Hefeweizenの角道オープン三間飛車VS鳥刺し戦法の棋譜を、他にも10局近く並べてみましたが、すべて▲6六歩と突いて▲6七銀型で対応していました。少なくとも対鳥刺しでは「角道オープン型を活かす」という発想はないようです。
第2図以下の指し手
△7五歩
▲6八角 △7二飛
▲7九金?!△7三銀上
▲5六歩 △7四銀
▲4六角 (第3図)
角の転換
途中▲7九金?!が意表の一手。8九の桂にひもを付ける効果があり、部分的には定跡となっている手筋ですが、本局は直前に△7二飛と寄って袖飛車にしており、8筋突破を狙ってくるような将棋ではありません。

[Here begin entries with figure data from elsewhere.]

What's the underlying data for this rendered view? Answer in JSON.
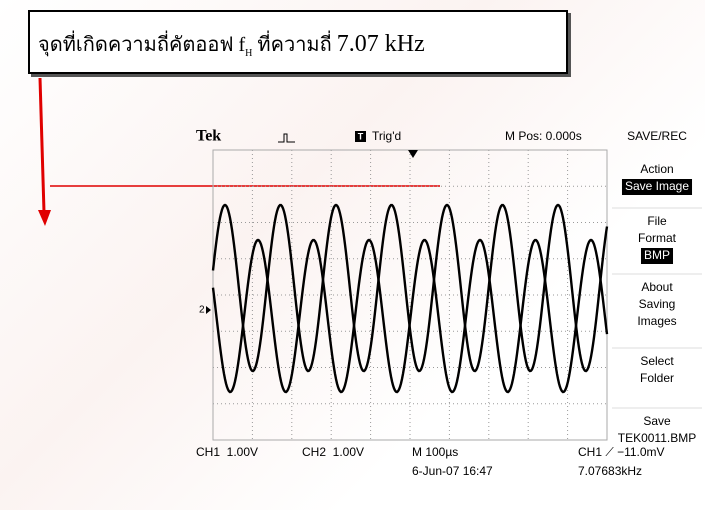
{
  "annotation": {
    "prefix": "จุดที่เกิดความถี่คัตออฟ f",
    "subscript": "H",
    "suffix": "ที่ความถี่",
    "value": "7.07 kHz"
  },
  "scope": {
    "brand": "Tek",
    "trigger_icon": "T",
    "trigger_status": "Trig'd",
    "position": "M Pos: 0.000s",
    "menu_title": "SAVE/REC",
    "channel_marker": "2",
    "menu": [
      {
        "label": [
          "Action"
        ],
        "value": "Save Image",
        "highlight": true
      },
      {
        "label": [
          "File",
          "Format"
        ],
        "value": "BMP",
        "highlight": true
      },
      {
        "label": [
          "About",
          "Saving",
          "Images"
        ]
      },
      {
        "label": [
          "Select",
          "Folder"
        ]
      },
      {
        "label": [
          "Save"
        ],
        "value": "TEK0011.BMP",
        "highlight": false
      }
    ],
    "status": {
      "ch1": "CH1  1.00V",
      "ch2": "CH2  1.00V",
      "timebase": "M 100µs",
      "trigger": "CH1 ⟋ −11.0mV",
      "date": "6-Jun-07 16:47",
      "frequency": "7.07683kHz"
    }
  }
}
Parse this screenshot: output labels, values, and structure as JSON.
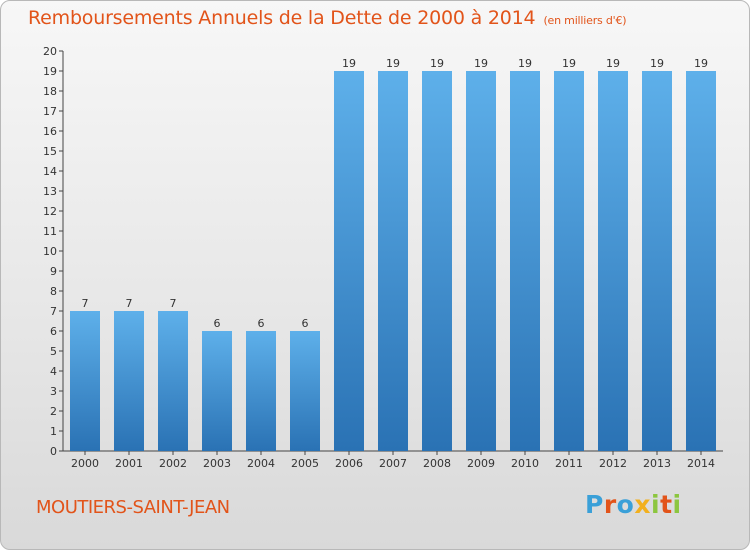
{
  "header": {
    "title": "Remboursements Annuels de la Dette de 2000 à 2014",
    "unit": "(en milliers d'€)"
  },
  "footer": {
    "place": "MOUTIERS-SAINT-JEAN",
    "brand": "Proxiti"
  },
  "colors": {
    "title": "#e2541a",
    "bar_light": "#5eb0ea",
    "bar_dark": "#2a72b4"
  },
  "chart_data": {
    "type": "bar",
    "title": "Remboursements Annuels de la Dette de 2000 à 2014",
    "subtitle": "(en milliers d'€)",
    "xlabel": "",
    "ylabel": "",
    "categories": [
      "2000",
      "2001",
      "2002",
      "2003",
      "2004",
      "2005",
      "2006",
      "2007",
      "2008",
      "2009",
      "2010",
      "2011",
      "2012",
      "2013",
      "2014"
    ],
    "values": [
      7,
      7,
      7,
      6,
      6,
      6,
      19,
      19,
      19,
      19,
      19,
      19,
      19,
      19,
      19
    ],
    "ylim": [
      0,
      20
    ],
    "yticks": [
      0,
      1,
      2,
      3,
      4,
      5,
      6,
      7,
      8,
      9,
      10,
      11,
      12,
      13,
      14,
      15,
      16,
      17,
      18,
      19,
      20
    ],
    "grid": false,
    "data_labels": true
  }
}
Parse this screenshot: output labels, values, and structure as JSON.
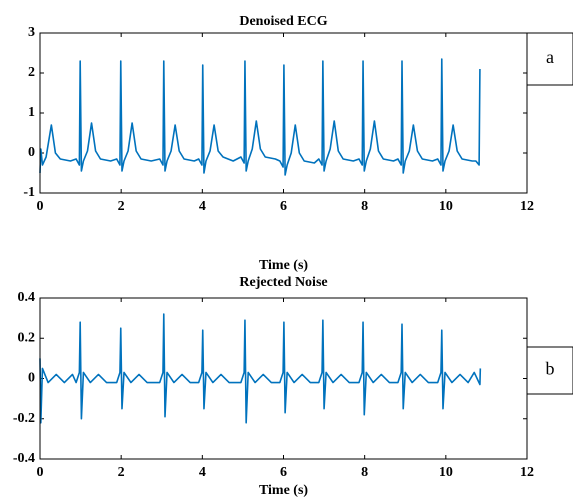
{
  "chart_data": [
    {
      "type": "line",
      "title": "Denoised ECG",
      "x_label": "Time (s)",
      "annotation": "a",
      "xlim": [
        0,
        12
      ],
      "ylim": [
        -1,
        3
      ],
      "xticks": [
        0,
        2,
        4,
        6,
        8,
        10,
        12
      ],
      "yticks": [
        -1,
        0,
        1,
        2,
        3
      ],
      "x": [
        0,
        0.02,
        0.06,
        0.15,
        0.28,
        0.38,
        0.5,
        0.75,
        0.89,
        0.97,
        0.99,
        1.02,
        1.07,
        1.17,
        1.27,
        1.37,
        1.49,
        1.74,
        1.89,
        1.97,
        1.99,
        2.02,
        2.07,
        2.17,
        2.27,
        2.37,
        2.49,
        2.74,
        2.95,
        3.03,
        3.05,
        3.08,
        3.13,
        3.23,
        3.33,
        3.43,
        3.55,
        3.8,
        3.91,
        3.99,
        4.01,
        4.04,
        4.09,
        4.19,
        4.29,
        4.39,
        4.51,
        4.76,
        4.95,
        5.03,
        5.05,
        5.08,
        5.13,
        5.23,
        5.33,
        5.43,
        5.55,
        5.8,
        5.91,
        5.99,
        6.01,
        6.04,
        6.09,
        6.19,
        6.29,
        6.39,
        6.51,
        6.76,
        6.87,
        6.95,
        6.97,
        7.0,
        7.05,
        7.15,
        7.25,
        7.35,
        7.47,
        7.72,
        7.86,
        7.94,
        7.96,
        7.99,
        8.04,
        8.14,
        8.24,
        8.34,
        8.46,
        8.71,
        8.82,
        8.9,
        8.92,
        8.95,
        9.0,
        9.1,
        9.2,
        9.3,
        9.42,
        9.67,
        9.8,
        9.88,
        9.9,
        9.93,
        9.98,
        10.08,
        10.18,
        10.28,
        10.4,
        10.65,
        10.74,
        10.82,
        10.84
      ],
      "series": [
        {
          "color": "#0072bd",
          "values": [
            -0.5,
            0.1,
            -0.3,
            -0.1,
            0.7,
            0.0,
            -0.15,
            -0.2,
            -0.15,
            -0.3,
            2.3,
            -0.45,
            -0.2,
            0.05,
            0.75,
            0.05,
            -0.15,
            -0.2,
            -0.15,
            -0.3,
            2.3,
            -0.45,
            -0.2,
            0.05,
            0.75,
            0.05,
            -0.15,
            -0.2,
            -0.15,
            -0.3,
            2.3,
            -0.45,
            -0.2,
            0.05,
            0.7,
            0.05,
            -0.15,
            -0.2,
            -0.15,
            -0.3,
            2.2,
            -0.5,
            -0.2,
            0.05,
            0.7,
            0.05,
            -0.1,
            -0.2,
            -0.1,
            -0.25,
            2.3,
            -0.45,
            -0.2,
            0.1,
            0.8,
            0.1,
            -0.1,
            -0.15,
            -0.2,
            -0.35,
            2.2,
            -0.55,
            -0.3,
            0.0,
            0.7,
            0.0,
            -0.2,
            -0.25,
            -0.15,
            -0.3,
            2.3,
            -0.45,
            -0.2,
            0.1,
            0.8,
            0.05,
            -0.15,
            -0.2,
            -0.15,
            -0.3,
            2.3,
            -0.45,
            -0.2,
            0.1,
            0.8,
            0.05,
            -0.15,
            -0.2,
            -0.15,
            -0.3,
            2.3,
            -0.5,
            -0.2,
            0.05,
            0.7,
            0.05,
            -0.15,
            -0.2,
            -0.15,
            -0.3,
            2.35,
            -0.45,
            -0.2,
            0.05,
            0.7,
            0.05,
            -0.15,
            -0.2,
            -0.2,
            -0.3,
            2.1
          ]
        }
      ]
    },
    {
      "type": "line",
      "title": "Rejected Noise",
      "x_label": "Time (s)",
      "annotation": "b",
      "xlim": [
        0,
        12
      ],
      "ylim": [
        -0.4,
        0.4
      ],
      "xticks": [
        0,
        2,
        4,
        6,
        8,
        10,
        12
      ],
      "yticks": [
        -0.4,
        -0.2,
        0,
        0.2,
        0.4
      ],
      "x": [
        0,
        0.02,
        0.06,
        0.2,
        0.4,
        0.6,
        0.8,
        0.89,
        0.97,
        0.99,
        1.02,
        1.07,
        1.24,
        1.44,
        1.64,
        1.89,
        1.97,
        1.99,
        2.02,
        2.07,
        2.24,
        2.44,
        2.64,
        2.95,
        3.03,
        3.05,
        3.08,
        3.13,
        3.3,
        3.5,
        3.7,
        3.91,
        3.99,
        4.01,
        4.04,
        4.09,
        4.26,
        4.46,
        4.66,
        4.95,
        5.03,
        5.05,
        5.08,
        5.13,
        5.3,
        5.5,
        5.7,
        5.91,
        5.99,
        6.01,
        6.04,
        6.09,
        6.26,
        6.46,
        6.66,
        6.87,
        6.95,
        6.97,
        7.0,
        7.05,
        7.22,
        7.42,
        7.62,
        7.86,
        7.94,
        7.96,
        7.99,
        8.04,
        8.21,
        8.41,
        8.61,
        8.82,
        8.9,
        8.92,
        8.95,
        9.0,
        9.17,
        9.37,
        9.57,
        9.8,
        9.88,
        9.9,
        9.93,
        9.98,
        10.15,
        10.35,
        10.55,
        10.7,
        10.84,
        10.85
      ],
      "series": [
        {
          "color": "#0072bd",
          "values": [
            0.1,
            -0.22,
            0.05,
            -0.02,
            0.02,
            -0.02,
            0.02,
            -0.02,
            0.03,
            0.28,
            -0.2,
            0.03,
            -0.02,
            0.02,
            -0.02,
            -0.02,
            0.03,
            0.25,
            -0.15,
            0.03,
            -0.02,
            0.02,
            -0.02,
            -0.02,
            0.03,
            0.32,
            -0.19,
            0.03,
            -0.02,
            0.02,
            -0.02,
            -0.02,
            0.03,
            0.24,
            -0.15,
            0.03,
            -0.02,
            0.02,
            -0.02,
            -0.02,
            0.03,
            0.29,
            -0.22,
            0.03,
            -0.02,
            0.02,
            -0.02,
            -0.02,
            0.03,
            0.28,
            -0.17,
            0.03,
            -0.02,
            0.02,
            -0.02,
            -0.02,
            0.03,
            0.29,
            -0.15,
            0.03,
            -0.02,
            0.02,
            -0.02,
            -0.02,
            0.03,
            0.28,
            -0.18,
            0.03,
            -0.02,
            0.02,
            -0.02,
            -0.02,
            0.03,
            0.27,
            -0.15,
            0.03,
            -0.02,
            0.02,
            -0.02,
            -0.02,
            0.03,
            0.24,
            -0.15,
            0.03,
            -0.02,
            0.02,
            -0.02,
            0.03,
            -0.03,
            0.05
          ]
        }
      ]
    }
  ]
}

▲5八金右と上がると将来△6九銀と割り打ちをくらう可能性があるので指さないのかもしれませんが、▲6八金とまっすぐ上がって上部を強化する価値が高そうな手もあるだけに、手待ちのような▲7九金が私には人智を超えた一手に見えました。
一方で▲5六歩から▲4六角は納得の構想です。角を転換して敵の攻撃陣をにらみながら▲9一角成を狙うのは、振り飛車の常套手段です。
第3図以下の指し手
△7六歩
▲同 銀 △7五歩
▲6五銀 △同銀直
▲9一角成 △6六銀
▲8一馬 (第4図)
△7五歩は後手にとって不本意だったでしょう。7五の地点は後手にとって飛角銀銀が効いている「戦力過剰」の地点です。本来は銀を進出して7筋から突破していきたいところですが、下手に動くと▲9一角成や▲7三歩が生じます。
ソフト解析によると、△7五歩はその局面における後手の最善手ですが、そもそも△7五歩を打たなければならなくなった序中盤の作りがおかしかったということになります。実際のところ、△7五歩の局面はすでに先手の+1000点に近い形勢です。

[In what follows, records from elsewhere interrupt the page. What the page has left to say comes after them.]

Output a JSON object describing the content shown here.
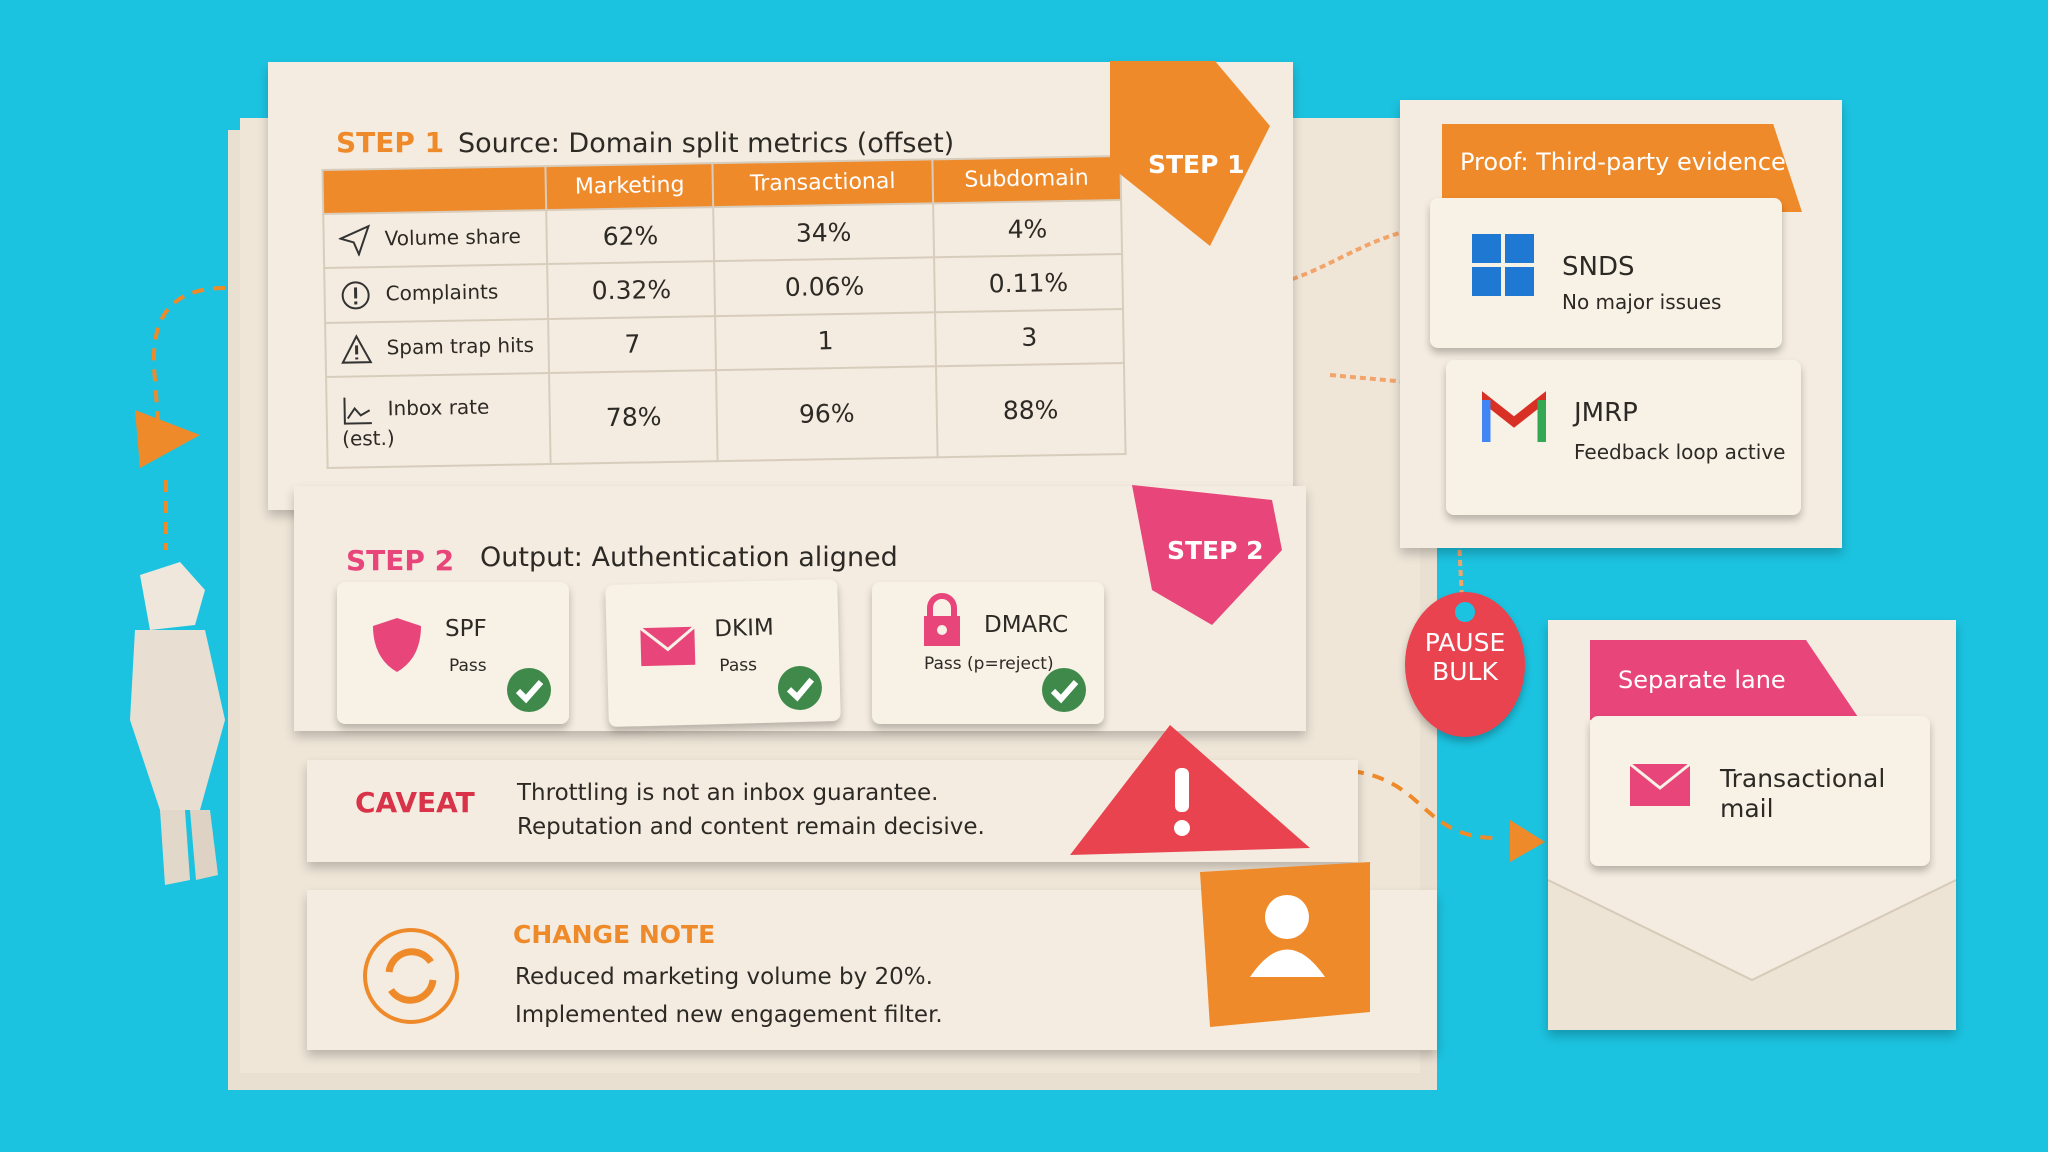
{
  "step1": {
    "label": "STEP 1",
    "title": "Source: Domain split metrics (offset)",
    "tab": "STEP 1",
    "table": {
      "header": [
        "Marketing",
        "Transactional",
        "Subdomain"
      ],
      "rows": [
        [
          "Volume share",
          "62%",
          "34%",
          "4%"
        ],
        [
          "Complaints",
          "0.32%",
          "0.06%",
          "0.11%"
        ],
        [
          "Spam trap hits",
          "7",
          "1",
          "3"
        ],
        [
          "Inbox rate (est.)",
          "78%",
          "96%",
          "88%"
        ]
      ]
    }
  },
  "step2": {
    "label": "STEP 2",
    "title": "Output: Authentication aligned",
    "tab": "STEP 2",
    "items": [
      {
        "name": "SPF",
        "status": "Pass"
      },
      {
        "name": "DKIM",
        "status": "Pass"
      },
      {
        "name": "DMARC",
        "status": "Pass (p=reject)"
      }
    ]
  },
  "caveat": {
    "label": "CAVEAT",
    "lines": [
      "Throttling is not an inbox guarantee.",
      "Reputation and content remain decisive."
    ]
  },
  "change_note": {
    "label": "CHANGE NOTE",
    "lines": [
      "Reduced marketing volume by 20%.",
      "Implemented new engagement filter."
    ]
  },
  "proof": {
    "title": "Proof: Third-party evidence",
    "items": [
      {
        "name": "SNDS",
        "detail": "No major issues"
      },
      {
        "name": "JMRP",
        "detail": "Feedback loop active"
      }
    ]
  },
  "tag": {
    "lines": [
      "PAUSE",
      "BULK"
    ]
  },
  "lane": {
    "title": "Separate lane",
    "lines": [
      "Transactional",
      "mail"
    ]
  }
}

先手は7五の地点を相手にせず、するりと▲6五銀。△6五同銀直に▲同歩ではなく▲9一角成が当然ながら厳しい一手です。後手が銀取りを回避する間に8一の桂も取ることができます。
第4図以下の指し手
△6七銀成
▲9八飛 △7六歩
▲6八金! (第5図)
金のぶつけ
後手は銀を進出し待望の攻め、といきたいところですが、残念なことに7四の銀と7五の歩が飛車道と角道を邪魔をしています。
泣く泣く△7六歩と突いて顔を立てにいきますが、▲6八金!のぶつけが気持ちの良い駒さばきです。
第5図以下の指し手
△7七歩成
▲同 桂 △6八成銀
▲同 飛 △7六歩
▲6五桂 △7七歩成
▲5三桂打 (第6図)
天使の跳躍&重ね打ち
後手はと金で飛車をいじめにかかりますが、その間に左桂を「天使の跳躍」でさばくことに成功しました。

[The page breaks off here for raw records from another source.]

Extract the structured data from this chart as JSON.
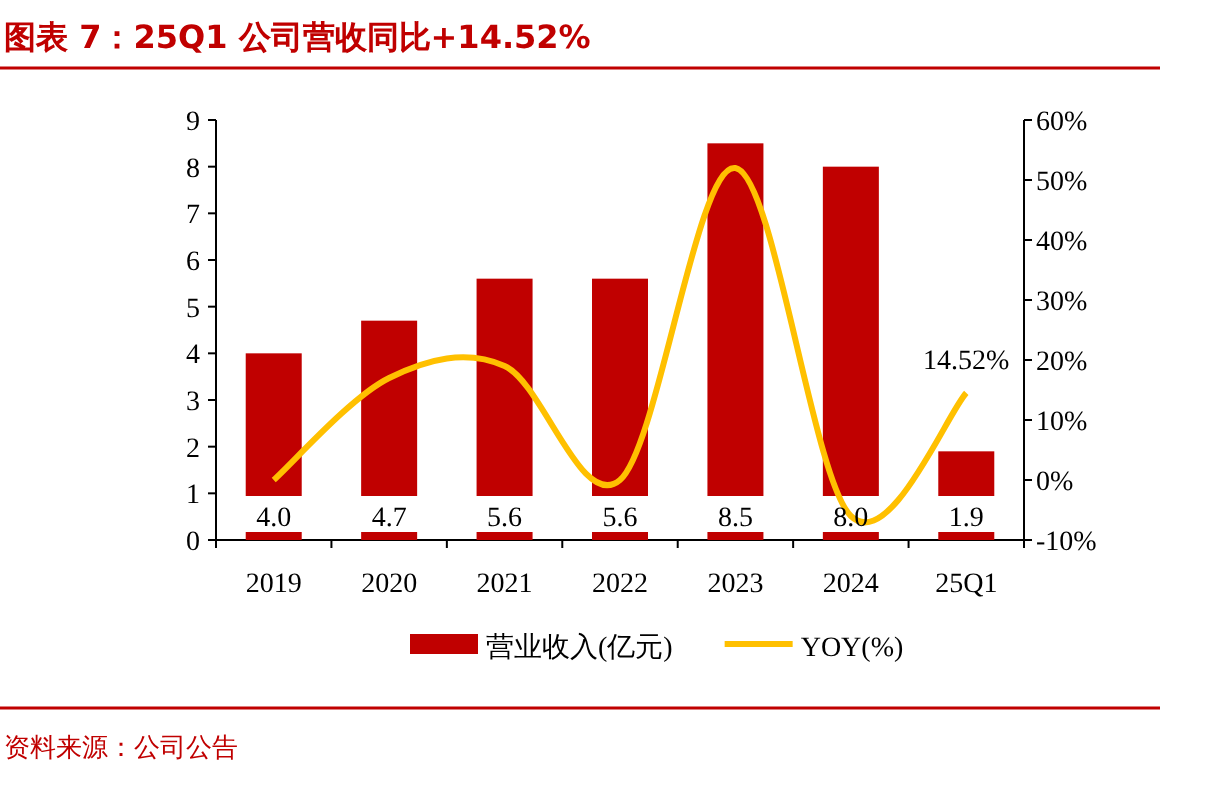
{
  "chart_data": {
    "type": "bar",
    "title": "图表 7：25Q1 公司营收同比+14.52%",
    "annotations": [
      "资料来源：公司公告"
    ],
    "categories": [
      "2019",
      "2020",
      "2021",
      "2022",
      "2023",
      "2024",
      "25Q1"
    ],
    "series": [
      {
        "name": "营业收入(亿元)",
        "color": "#c00000",
        "values": [
          4.0,
          4.7,
          5.6,
          5.6,
          8.5,
          8.0,
          1.9
        ],
        "value_labels": [
          "4.0",
          "4.7",
          "5.6",
          "5.6",
          "8.5",
          "8.0",
          "1.9"
        ]
      },
      {
        "name": "YOY(%)",
        "type": "line",
        "axis": "y2",
        "color": "#ffc000",
        "values": [
          0,
          17,
          19,
          0,
          52,
          -6,
          14.52
        ],
        "value_labels": [
          null,
          null,
          null,
          null,
          null,
          null,
          "14.52%"
        ]
      }
    ],
    "ylim": [
      0,
      9
    ],
    "yticks": [
      0,
      1,
      2,
      3,
      4,
      5,
      6,
      7,
      8,
      9
    ],
    "y2lim": [
      -10,
      60
    ],
    "y2ticks": [
      {
        "value": -10,
        "label": "-10%"
      },
      {
        "value": 0,
        "label": "0%"
      },
      {
        "value": 10,
        "label": "10%"
      },
      {
        "value": 20,
        "label": "20%"
      },
      {
        "value": 30,
        "label": "30%"
      },
      {
        "value": 40,
        "label": "40%"
      },
      {
        "value": 50,
        "label": "50%"
      },
      {
        "value": 60,
        "label": "60%"
      }
    ],
    "legend": "bottom",
    "grid": false,
    "marker": "none",
    "line_style": "solid"
  }
}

そして重いようでも▲5三桂打の重ね打ち。対左美濃戦などでも、3七に桂がいる状態で2五に桂を重ね打ちするのが意外と好手になりやすく、覚えておきたい手筋です。
少し進んで第7図。本局のクライマックスです。
第7図以下の指し手
▲5二金 △同 金
▲同香成 △同 玉
▲2二飛!!(投了図)
絶妙の決め手
結論から言うと、後手玉は詰んでいます。
▲5二金に△3二玉と逃げると▲4一銀△2二玉▲3二飛でかんたんに詰み。
5二の地点でばらしてから、角が利いている2二に飛車を放り込むのが絶妙手です。取っても合い駒しても▲5三銀△6一玉▲7三桂不成(参考図。習いある詰め手筋)△7一玉▲8一金で詰みます。
▲2二飛以下、単に△6一玉でも同じく▲7三桂不成以下詰み。△4一玉には▲5二金(銀)でもちろん詰みです。
▲2二飛でなく▲3二飛だと△4一玉が飛車取りになるため詰みません。以下▲7二飛成で大優勢ですが、詰んでいるときは詰ますべきでしょう。ましてや▲2二飛という美しい決め手は逃したくないところです。
芸術的な一局
投了図は、自陣右辺は手付かずの美しい片美濃囲い。自陣左辺の飛角金銀桂を綺麗にさばき、攻めては駒余りなく絶妙の決め手で詰み。
振り飛車党・Hefeweizenが会心のさばきをみせた、芸術的な一局といえるでしょう。